When I was writing it, I was writing little vignettes about parts of my life, about particular cases, and I was very satisfied with it. And then when the book was published in galley form, I read it, and it took on a whole new meaning for me. It’s an important book in the sense that it’s set on a stage of murder and mayhem and mendacity, but it’s a love story that comes through—love of family, love of the law and love of the city.
What’s the best thing that can happen to Las Vegas in the next five years?
The only thing we need to cap this off—now that we have the Ruvo Center with wonderful academic medicine and The Smith Center with great culture—is an arena Downtown, and then we’ll have major-league sports here. When you have those three things—culture, medicine and [professional] sports—then you are a world-class city.
And the best reason to believe the arena will happen in the next five years?
I think the economy is coming back. The reason it hasn’t happened is because the economy was in a stall. Once that’s lifted, we will see a shovel in the ground, and we’ll see money in the bank. I recently spoke with [outgoing] NBA Commissioner David Stern, and he was asking how we’re doing here as far as the arena is concerned. So the interest is still there, no question about it.
What’s the best way to make a martini?
Oh, there’s only one way to make a martini, because at the time I make them, my liver is quivering. I run into my home and I get the bottle, and I have a little plastic cup and I fill it up almost to the top—leaving just enough room to put some ice cubes in it—then I run and get my jalapeno and drink it down. Then everything starts to settle, my mind relaxes and I’m ready to have a leisurely drink thereafter.
What’s the best item on the menu at your restaurant?
I love the bone-in rib eye—I think it’s the best in the world, and I wouldn’t say that unless I meant it. But one of my grandsons, when he was about 7, he went to the restaurant and ordered macaroni and cheese—he’s sort of a connoisseur—and he said, “Grandpa: This is extraordinary macaroni and cheese.” So order the rib eye with a side of macaroni and cheese, and you’ll be the happiest guy in the world.
Who is the best Vegas headliner—living or dead—of all time?

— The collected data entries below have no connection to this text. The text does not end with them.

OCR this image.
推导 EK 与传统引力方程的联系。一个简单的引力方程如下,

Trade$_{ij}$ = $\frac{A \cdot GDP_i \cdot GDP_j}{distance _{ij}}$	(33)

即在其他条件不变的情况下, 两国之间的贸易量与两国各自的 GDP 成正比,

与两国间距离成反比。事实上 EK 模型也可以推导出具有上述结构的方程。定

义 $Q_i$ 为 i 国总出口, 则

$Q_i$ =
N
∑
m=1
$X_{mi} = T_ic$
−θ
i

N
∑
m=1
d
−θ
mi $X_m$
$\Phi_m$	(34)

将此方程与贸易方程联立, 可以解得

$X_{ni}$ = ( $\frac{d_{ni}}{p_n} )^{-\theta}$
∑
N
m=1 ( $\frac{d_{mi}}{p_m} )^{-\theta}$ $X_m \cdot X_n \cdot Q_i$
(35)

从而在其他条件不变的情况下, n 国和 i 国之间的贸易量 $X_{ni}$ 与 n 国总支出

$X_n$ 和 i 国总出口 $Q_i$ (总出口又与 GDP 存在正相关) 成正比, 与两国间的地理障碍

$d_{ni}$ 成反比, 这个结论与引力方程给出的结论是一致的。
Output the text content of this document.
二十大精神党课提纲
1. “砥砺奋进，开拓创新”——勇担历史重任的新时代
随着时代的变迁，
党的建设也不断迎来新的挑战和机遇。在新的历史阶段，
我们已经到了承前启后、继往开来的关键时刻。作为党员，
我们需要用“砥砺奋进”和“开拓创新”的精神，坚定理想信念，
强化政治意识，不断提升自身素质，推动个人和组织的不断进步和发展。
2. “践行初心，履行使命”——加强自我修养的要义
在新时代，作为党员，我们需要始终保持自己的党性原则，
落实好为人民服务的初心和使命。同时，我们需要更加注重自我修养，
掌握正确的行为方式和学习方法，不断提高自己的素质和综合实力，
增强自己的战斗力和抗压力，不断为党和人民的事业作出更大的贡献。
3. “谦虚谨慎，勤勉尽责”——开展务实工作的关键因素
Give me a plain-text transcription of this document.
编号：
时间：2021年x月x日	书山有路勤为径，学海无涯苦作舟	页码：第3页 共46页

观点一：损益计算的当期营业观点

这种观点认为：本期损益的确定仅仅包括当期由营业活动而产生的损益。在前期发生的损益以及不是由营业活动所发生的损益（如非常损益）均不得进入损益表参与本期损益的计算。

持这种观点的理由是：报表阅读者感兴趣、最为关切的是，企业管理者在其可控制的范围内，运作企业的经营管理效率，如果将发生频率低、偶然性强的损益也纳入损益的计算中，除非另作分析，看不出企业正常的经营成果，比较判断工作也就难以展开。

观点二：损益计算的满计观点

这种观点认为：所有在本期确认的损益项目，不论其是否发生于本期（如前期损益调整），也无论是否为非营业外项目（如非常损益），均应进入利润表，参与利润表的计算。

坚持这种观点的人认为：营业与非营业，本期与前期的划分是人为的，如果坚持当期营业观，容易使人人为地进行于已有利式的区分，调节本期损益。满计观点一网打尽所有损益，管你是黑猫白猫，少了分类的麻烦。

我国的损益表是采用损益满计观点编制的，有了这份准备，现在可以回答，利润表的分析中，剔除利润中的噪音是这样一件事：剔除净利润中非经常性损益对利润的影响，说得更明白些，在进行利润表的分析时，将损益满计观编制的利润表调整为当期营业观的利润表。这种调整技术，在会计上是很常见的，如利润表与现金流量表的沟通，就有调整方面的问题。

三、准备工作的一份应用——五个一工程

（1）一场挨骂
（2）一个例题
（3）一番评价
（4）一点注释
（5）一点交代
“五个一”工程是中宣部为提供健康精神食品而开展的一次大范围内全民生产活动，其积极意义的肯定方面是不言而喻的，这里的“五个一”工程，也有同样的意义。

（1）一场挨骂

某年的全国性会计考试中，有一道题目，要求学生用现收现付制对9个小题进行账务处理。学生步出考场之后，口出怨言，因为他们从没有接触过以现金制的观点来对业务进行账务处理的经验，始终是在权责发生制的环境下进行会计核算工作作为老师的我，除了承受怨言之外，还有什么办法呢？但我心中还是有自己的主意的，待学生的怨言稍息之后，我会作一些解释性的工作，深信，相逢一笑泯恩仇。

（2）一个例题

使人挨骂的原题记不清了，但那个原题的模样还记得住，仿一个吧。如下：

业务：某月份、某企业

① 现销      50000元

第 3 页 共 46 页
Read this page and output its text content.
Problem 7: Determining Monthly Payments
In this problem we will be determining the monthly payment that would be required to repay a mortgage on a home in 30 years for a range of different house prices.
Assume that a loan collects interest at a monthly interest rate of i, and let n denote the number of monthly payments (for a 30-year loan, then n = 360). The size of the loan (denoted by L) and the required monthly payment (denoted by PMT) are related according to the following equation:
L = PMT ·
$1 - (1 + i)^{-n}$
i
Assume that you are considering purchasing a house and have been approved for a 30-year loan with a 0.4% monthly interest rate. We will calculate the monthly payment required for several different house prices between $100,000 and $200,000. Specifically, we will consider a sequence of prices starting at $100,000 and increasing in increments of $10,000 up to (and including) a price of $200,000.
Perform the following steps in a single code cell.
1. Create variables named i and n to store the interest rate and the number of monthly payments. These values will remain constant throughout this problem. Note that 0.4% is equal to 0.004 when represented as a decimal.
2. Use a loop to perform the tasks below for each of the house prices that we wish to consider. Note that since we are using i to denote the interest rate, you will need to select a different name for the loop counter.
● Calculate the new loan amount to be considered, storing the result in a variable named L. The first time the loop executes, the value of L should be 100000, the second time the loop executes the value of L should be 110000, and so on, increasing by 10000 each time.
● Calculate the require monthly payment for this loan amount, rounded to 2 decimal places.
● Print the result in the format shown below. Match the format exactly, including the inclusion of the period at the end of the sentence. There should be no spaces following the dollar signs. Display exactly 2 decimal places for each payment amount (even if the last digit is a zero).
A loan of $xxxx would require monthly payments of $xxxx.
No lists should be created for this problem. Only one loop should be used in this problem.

Oh boy, that’s a tough one when you start playing favorites. We’ve had such great ones—you had the days of Sinatra and the Rat Pack; you had the days of Elvis. The Beatles came here. Siegfried & Roy were terrific. Wayne Newton, Mr. Las Vegas, and then George Wallace, another Mr. Las Vegas. Let’s put it this way: We’re lucky to have all of them. And the next one will come here—has to, because this is the “Entertainment Capital of the World.”
What’s the best way to charm a judge?
Be on time. Because if you’re late, they throw you right in the can. They wanted to put me in jail more than they wanted to see my clients go to jail. That’s why I’m always early. I have very good personal habits as far as being timely.
What’s the best bet for the NFL season?
I’ll give you a long shot: the Eagles. I like Chip Kelly as a coach. I think he’s going to have a different kind of offense that the league has never thought of, and each team will only have a week to prepare for it. They’re going to be very interesting.
Who will go down in history as the best Mayor Goodman?
I think Carolyn will at the end of the day, particularly if she gets the arena. She’s beloved out there. When people see me, they smile. When they see her, they have that warm, tingly feeling. It’s a different kind of emotional response.
But will it be her arena or your arena?
Boy, that’s a heck of a question. Let’s put it this way: I don’t care whose arena it is, as long as they name the team the Oscars.